Normalizing Flows for Knockoff-free Controlled Feature Selection

Authors: Derek Hansen, Brian Manzo, Jeffrey Regier

NeurIPS 2022 | Conference PDF | Archive PDF | Plain Text | LLM Run Details

Reproducibility Variable Result LLM Response
Research Type Experimental Empirically, FLOWSELECT consistently controls the FDR on both synthetic and semi-synthetic benchmarks, whereas competing knockoff-based approaches do not. FLOWSELECT also demonstrates greater power on these benchmarks.
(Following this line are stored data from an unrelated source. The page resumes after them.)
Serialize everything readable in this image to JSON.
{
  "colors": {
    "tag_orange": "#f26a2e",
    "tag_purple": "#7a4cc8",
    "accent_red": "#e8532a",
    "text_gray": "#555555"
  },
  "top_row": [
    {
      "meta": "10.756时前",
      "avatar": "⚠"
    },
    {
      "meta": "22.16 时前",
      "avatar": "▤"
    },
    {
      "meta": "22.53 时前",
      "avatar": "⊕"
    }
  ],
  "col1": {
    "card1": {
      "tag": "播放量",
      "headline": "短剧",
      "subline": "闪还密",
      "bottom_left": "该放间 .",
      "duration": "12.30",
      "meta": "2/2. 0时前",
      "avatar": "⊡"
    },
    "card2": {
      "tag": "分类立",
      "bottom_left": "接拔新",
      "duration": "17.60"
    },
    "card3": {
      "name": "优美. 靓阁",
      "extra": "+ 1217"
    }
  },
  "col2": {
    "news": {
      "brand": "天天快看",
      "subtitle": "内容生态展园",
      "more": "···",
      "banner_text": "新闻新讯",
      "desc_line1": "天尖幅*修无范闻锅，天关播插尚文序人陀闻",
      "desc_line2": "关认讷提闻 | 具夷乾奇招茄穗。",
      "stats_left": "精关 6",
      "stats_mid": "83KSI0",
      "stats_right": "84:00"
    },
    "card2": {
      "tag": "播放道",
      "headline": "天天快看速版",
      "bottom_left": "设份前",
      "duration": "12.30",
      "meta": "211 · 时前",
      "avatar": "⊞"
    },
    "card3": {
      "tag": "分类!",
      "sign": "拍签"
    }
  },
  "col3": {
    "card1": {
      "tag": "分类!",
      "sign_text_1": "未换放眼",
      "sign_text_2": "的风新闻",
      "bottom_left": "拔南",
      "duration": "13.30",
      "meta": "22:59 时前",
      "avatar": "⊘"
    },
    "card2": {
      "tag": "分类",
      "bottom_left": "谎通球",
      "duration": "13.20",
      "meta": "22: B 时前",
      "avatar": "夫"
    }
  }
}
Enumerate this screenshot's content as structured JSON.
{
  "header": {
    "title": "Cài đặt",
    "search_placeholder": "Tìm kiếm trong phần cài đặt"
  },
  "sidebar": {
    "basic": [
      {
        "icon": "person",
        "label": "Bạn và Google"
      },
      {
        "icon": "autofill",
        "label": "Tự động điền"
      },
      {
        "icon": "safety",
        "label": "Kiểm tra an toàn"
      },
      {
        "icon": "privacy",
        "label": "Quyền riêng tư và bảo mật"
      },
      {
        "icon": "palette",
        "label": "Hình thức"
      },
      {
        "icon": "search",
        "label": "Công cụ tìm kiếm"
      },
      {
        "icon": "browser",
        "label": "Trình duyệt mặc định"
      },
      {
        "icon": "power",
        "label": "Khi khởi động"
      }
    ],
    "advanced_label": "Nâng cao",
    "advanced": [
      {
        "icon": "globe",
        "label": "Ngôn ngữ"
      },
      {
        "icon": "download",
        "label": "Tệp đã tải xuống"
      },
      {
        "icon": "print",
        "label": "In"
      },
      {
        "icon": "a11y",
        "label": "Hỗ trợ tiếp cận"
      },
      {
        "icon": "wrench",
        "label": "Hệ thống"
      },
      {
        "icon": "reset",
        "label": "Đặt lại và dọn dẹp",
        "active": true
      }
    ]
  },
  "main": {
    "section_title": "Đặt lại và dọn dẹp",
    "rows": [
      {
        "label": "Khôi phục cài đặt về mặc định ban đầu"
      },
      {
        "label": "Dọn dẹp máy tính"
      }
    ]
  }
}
Additionally, FLOWSELECT correctly infers the genetic variants associated with specific soybean traits from GWAS data.
Researcher Affiliation Academia Derek Hansen Department of Statistics University of Michigan dereklh@umich.edu Brian Manzo Department of Statistics University of Michigan bmanzo@umich.edu Jeffrey Regier Department of Statistics University of Michigan regier@umich.edu
Pseudocode Yes Algorithm 1 Step 2 of the FLOWSELECT procedure for drawing K null features Xi,j|Xi, j for feature j at observation i.
Open Source Code Yes Software to reproduce our experiments is available at https://github.com/dereklhansen/flowselect.
Open Datasets Yes We use single-cell RNA sequencing (sc RNA-seq) data from 10x Genomics (10x Genomics, 2017)... We tested FLOWSELECT on a dataset from the Soy NAM project (Song et al., 2017)
Dataset Splits Yes For each model, we use 90% of the data for training to generate null features and the remaining 10% for calculating the feature statistics.
Hardware Specification No The paper mentions running experiments "using a single GPU" in Section 5.4, but it does not specify the model or any other detailed hardware specifications.
Software Dependencies No The paper mentions various software components and methods used (e.g., LASSO, random forest regressor, normalizing flows), but it does not provide specific version numbers for any of these software dependencies.
Experiment Setup No The paper describes the general experimental setup, such as data splits (90% training, 10% for statistics) and the types of models used (LASSO, random forest, neural network architecture), but it does not provide specific hyperparameters like learning rates, batch sizes, or explicit numbers of MCMC samples in the main text. It defers "Additional details of training and architecture" to Appendices E.